Nearly 1,600 Caymanians remain unemployed according to the latest government estimates, but as of last month only about one-third of those believed to be jobless had registered with the National Workforce Development Agency.
The workforce agency, which serves partly as a job skills training and advisory unit and partly as a recruitment agency, reported that – as of Feb. 28 – there were 593 people registered with the NWDA.
Those represent only the unemployed who have registered at the agency. There are other “underemployed” workers – those who work fewer than 37.5 hours per week – and employed workers seeking other positions or careers who also register with the NWDA.
Recently, the Cayman Islands Chamber of Commerce has suggested that all unemployed citizens who are seeking work in the Cayman Islands be required to register with the agency so that local companies will know precisely the “real” jobless numbers.
Current unemployment figures are provided by the government Economics and Statistics Office based on a survey sample size of about 1,400 residents in the Cayman Islands. The statistics office’s 2014 estimate put Caymanian unemployment at 7.9 percent, down from a year earlier when it stood at 9.4 percent. Overall unemployment dropped from 6.3 percent in 2013 to 4.7 percent in 2014.
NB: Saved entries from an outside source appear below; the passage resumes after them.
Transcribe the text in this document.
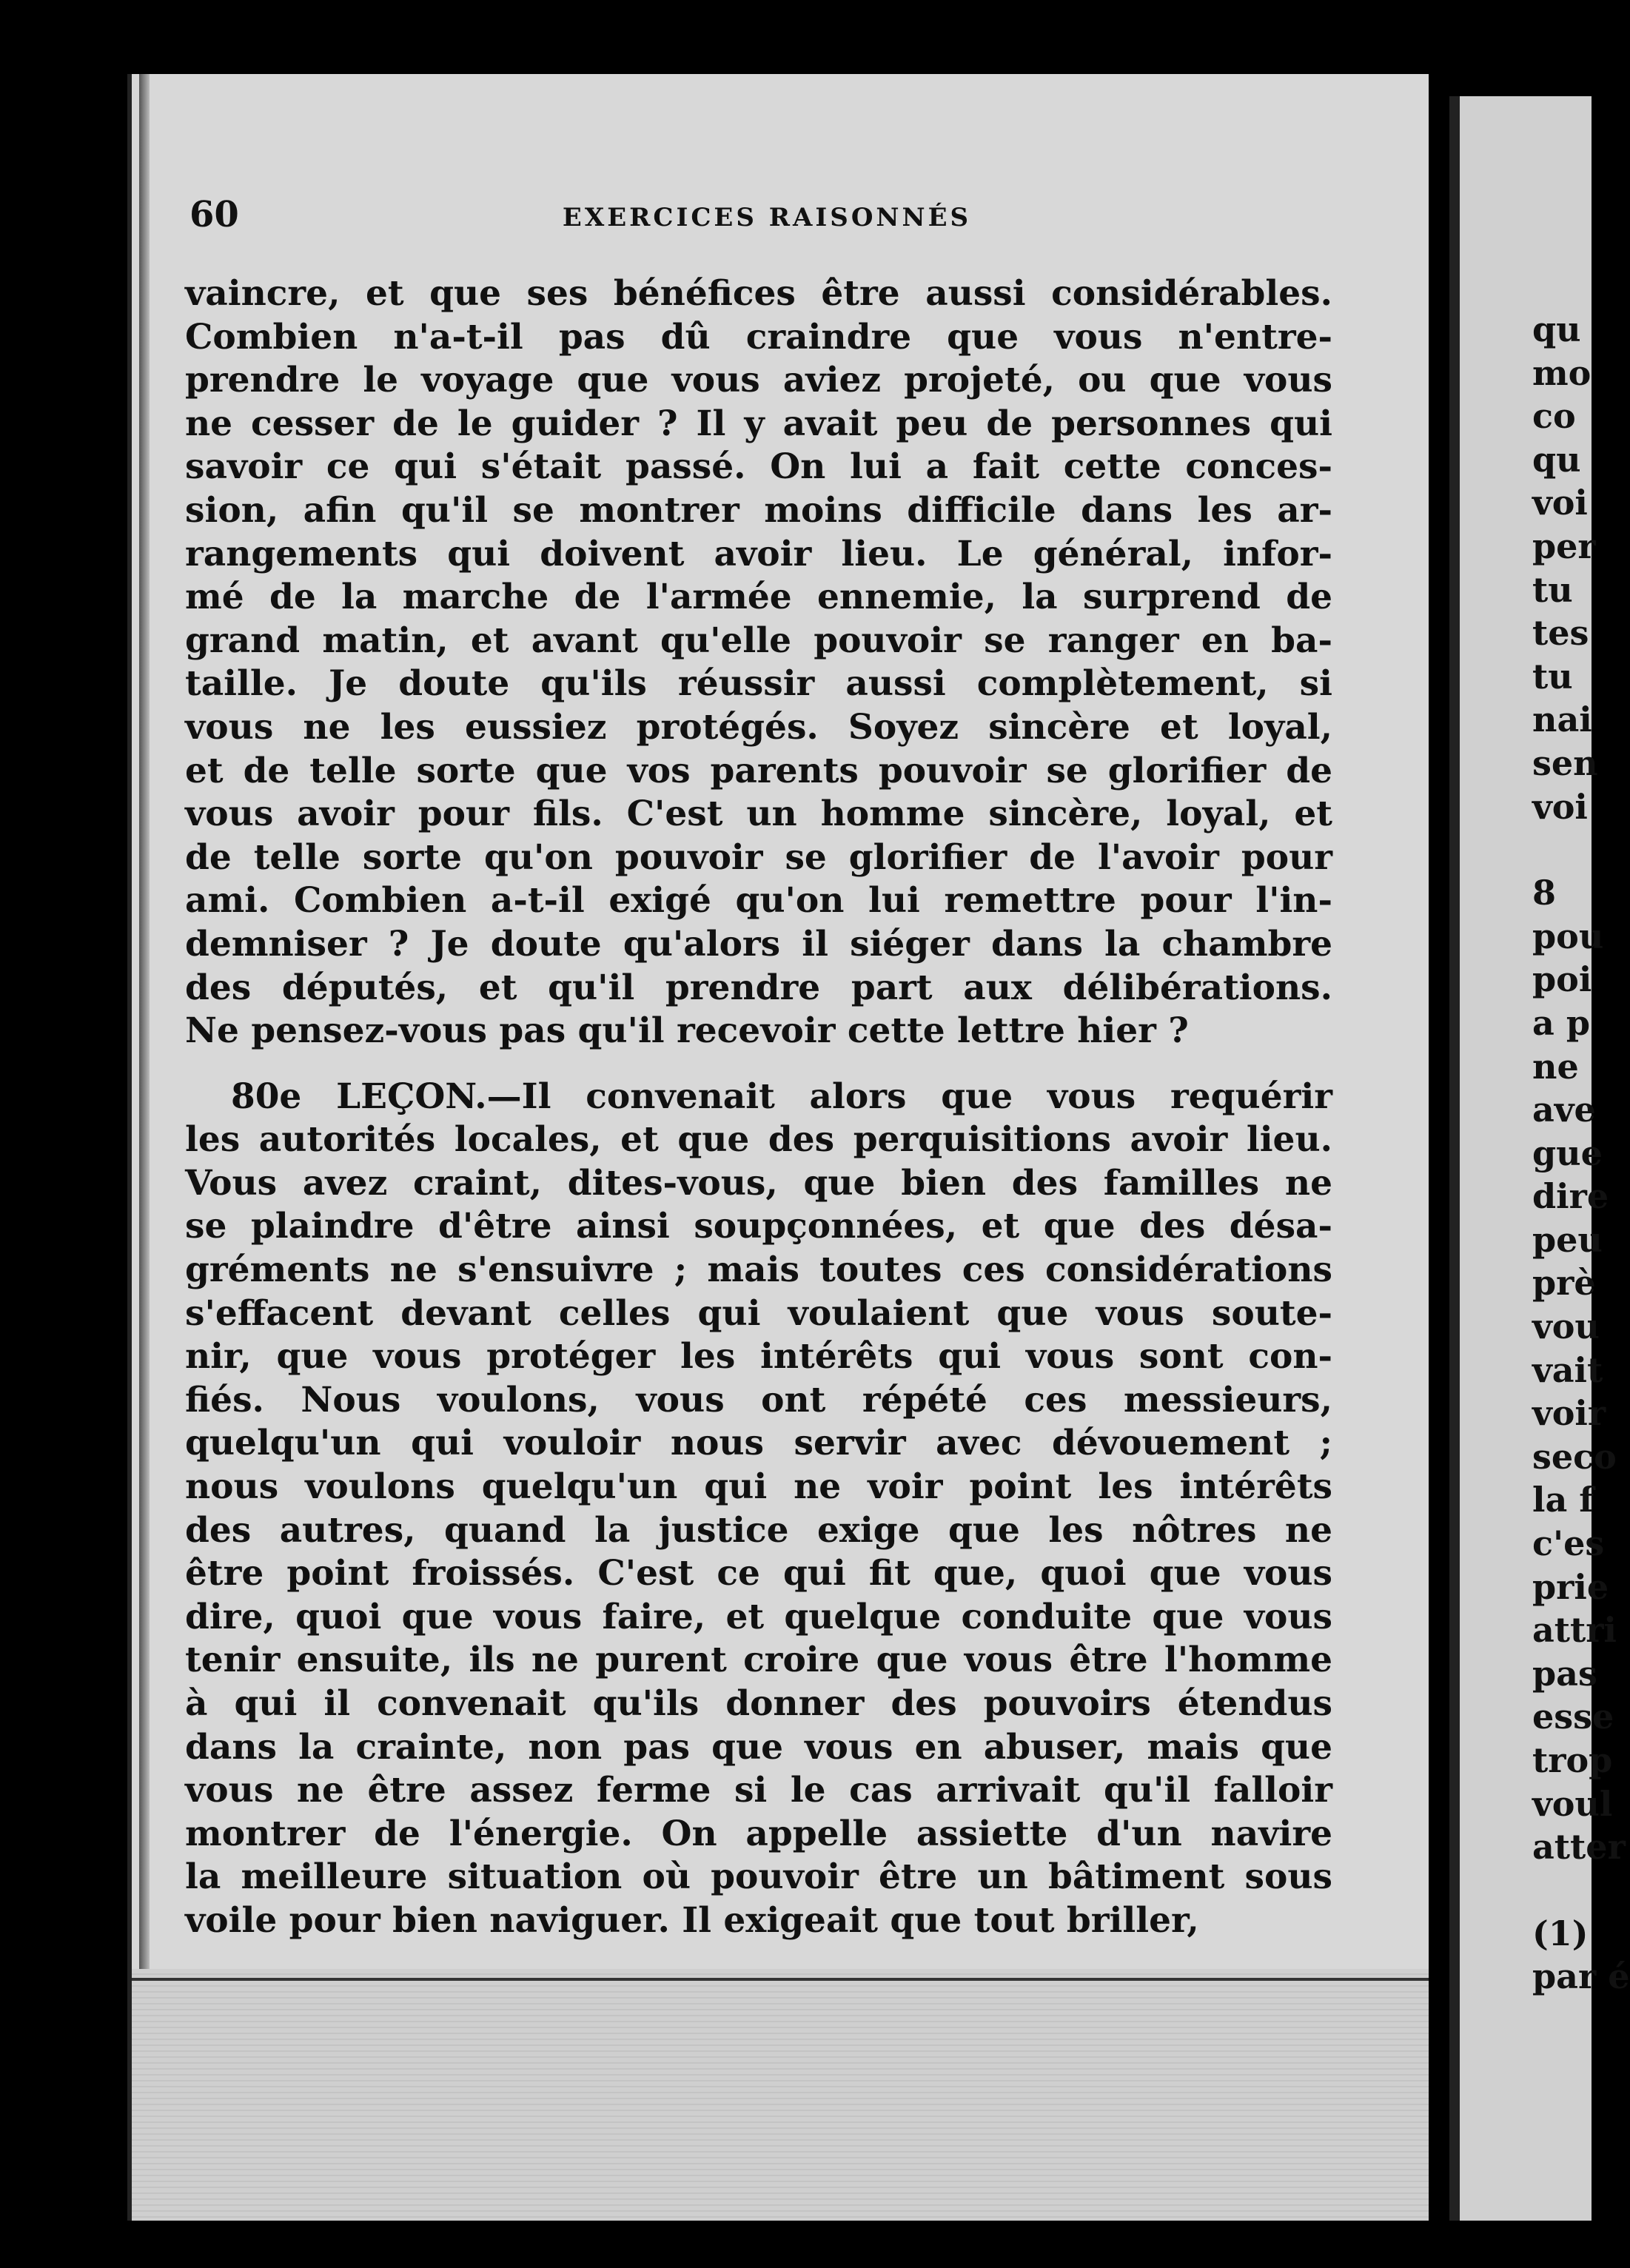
60	EXERCICES RAISONNÉS
vaincre, et que ses bénéfices être aussi considérables.
Combien n'a-t-il pas dû craindre que vous n'entre-
prendre le voyage que vous aviez projeté, ou que vous
ne cesser de le guider ? Il y avait peu de personnes qui
savoir ce qui s'était passé. On lui a fait cette conces-
sion, afin qu'il se montrer moins difficile dans les ar-
rangements qui doivent avoir lieu. Le général, infor-
mé de la marche de l'armée ennemie, la surprend de
grand matin, et avant qu'elle pouvoir se ranger en ba-
taille. Je doute qu'ils réussir aussi complètement, si
vous ne les eussiez protégés. Soyez sincère et loyal,
et de telle sorte que vos parents pouvoir se glorifier de
vous avoir pour fils. C'est un homme sincère, loyal, et
de telle sorte qu'on pouvoir se glorifier de l'avoir pour
ami. Combien a-t-il exigé qu'on lui remettre pour l'in-
demniser ? Je doute qu'alors il siéger dans la chambre
des députés, et qu'il prendre part aux délibérations.
Ne pensez-vous pas qu'il recevoir cette lettre hier ?
80e LEÇON.—Il convenait alors que vous requérir
les autorités locales, et que des perquisitions avoir lieu.
Vous avez craint, dites-vous, que bien des familles ne
se plaindre d'être ainsi soupçonnées, et que des désa-
gréments ne s'ensuivre ; mais toutes ces considérations
s'effacent devant celles qui voulaient que vous soute-
nir, que vous protéger les intérêts qui vous sont con-
fiés. Nous voulons, vous ont répété ces messieurs,
quelqu'un qui vouloir nous servir avec dévouement ;
nous voulons quelqu'un qui ne voir point les intérêts
des autres, quand la justice exige que les nôtres ne
être point froissés. C'est ce qui fit que, quoi que vous
dire, quoi que vous faire, et quelque conduite que vous
tenir ensuite, ils ne purent croire que vous être l'homme
à qui il convenait qu'ils donner des pouvoirs étendus
dans la crainte, non pas que vous en abuser, mais que
vous ne être assez ferme si le cas arrivait qu'il falloir
montrer de l'énergie. On appelle assiette d'un navire
la meilleure situation où pouvoir être un bâtiment sous
voile pour bien naviguer. Il exigeait que tout briller,
qu
mo
co
qu
voi
per
tu
tes
tu
nai
sen
voi
8
pou
poi
a p
ne
ave
gue
dire
peu
prè
vou
vait
voir
seco
la f
c'es
prie
attri
pas
esse
trop
voul
atter
(1)
par é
National Workforce Development Agency Director Brian Holland did not respond to specific Cayman Compass questions regarding whether the agency thought mandatory registration of unemployed people was considered feasible or desirable. However, Mr. Holland said he believed the agency does provide good value for those who do use its services.
“The feedback that has been received [from] those who choose to access the services of the NWDA has, in large part, been positive and the public has noted the enhancements that have been made to the services that are delivered by the NWDA,” Mr. Holland said. “We are confident that those persons who are reluctant to access the services offered by the NWDA will come to see the agency as a very useful resource in their search for employment.”
Mr. Holland said the NWDA website now allows people to apply for jobs online following registration. Employers who apply for a work permit for one of those NWDA-advertised posts will be checked by the Immigration Department via the online system.
“This interface serves to increase transparency in the work permit process and provides an efficient way for employers to communicate efforts to hire a Caymanian,” Mr. Holland said.
While the NWDA site has some 1,000 local companies participating in its jobs listings program, the government does not mandate the registration of all jobs through the NWDA or any other government agency. That may soon change.
Proposals to create and implement a computerized immigration and labor database, available online 24/7, are expected to be received by the government next month. The online system would allow the Immigration Department to do a number of things that it either struggles with now, or that it simply cannot do in the current paper record management system.
For example, the system seeks to allow the relevant immigration officer or immigration-related board considering a work permit application to see – in real time – who has applied for specific jobs, including Caymanian applicants, and their relevant qualifications for the post.
Once the system goes online, any business applying for a work permit will be able to do so at any time. It is envisioned that applicants for various immigration services will also be able to pay fees online around the clock.
In addition to the immigration-related services, the site is expected to function as a jobs database where employers can post positions and certain job-seekers can post resumes which can then be viewed by businesses.
“We believe online services at immigration will mean a reduction of long wait lines and wait time in the immigration hall and a lessening of the burden of cumbersome forms and documents,” Premier Alden McLaughlin said.